A reward of +1 is provided for collecting a yellow banana, and a reward of -1 is provided for collecting a blue banana. Thus, the goal of your agent is to collect as many yellow bananas as possible while avoiding blue bananas.

The state space has 37 dimensions and contains the agent's velocity, along with ray-based perception of objects around the agent's forward direction. Given this information, the agent has to learn how to best select actions. Four discrete actions are available, corresponding to:  

-`0`: move forward
-`1`: move backward
-`2`: turn left
-`3`: turn right  
    
We will use value-based reinforcement learning methods, specifically, Deep Q-learning and its enhancements, to learn a suitable policy in a model-free reinforcement learning setting using a Unity environment.

## Implementation

(1) The first learning algorithm is the deep Q learning network, which is an off-policy algorithm where the policy being 
evaluated is not same with the policy being learned.  

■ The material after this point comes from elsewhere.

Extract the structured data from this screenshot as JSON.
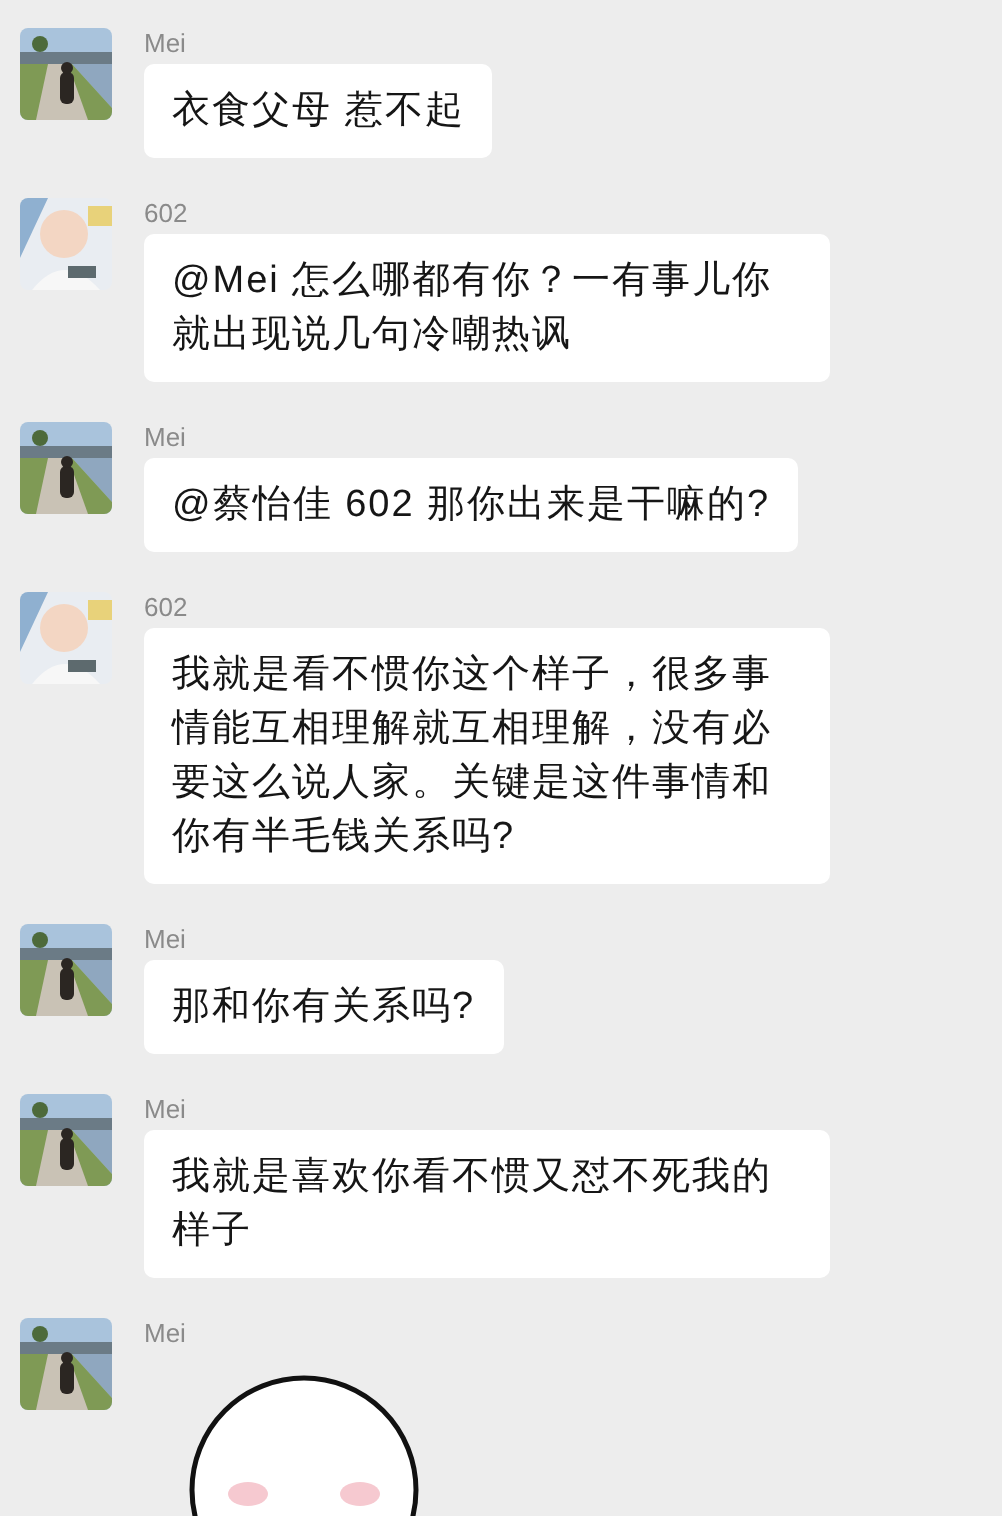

This algorithm will use two identical neural network (local network and target network) as the function approximator to learn the function which maps the state to every action values. The weight of local network will be learned through samples and the weight of target network will be updated periodically by copying from local network and then making a weighted combination between its original weights and local network weights.  

Through above two networks, this becomes a supervised learning problem where $\hat{Q}_{\text{local}}(s_t, a_t; \theta)$ serves as the expected value and $R_t + \gamma*\max(\hat{Q}_{\text{target}}(s_{t+1}))$ becomes the target. Then, it is natural to use MSE as the loss function and update the weights accordingly.  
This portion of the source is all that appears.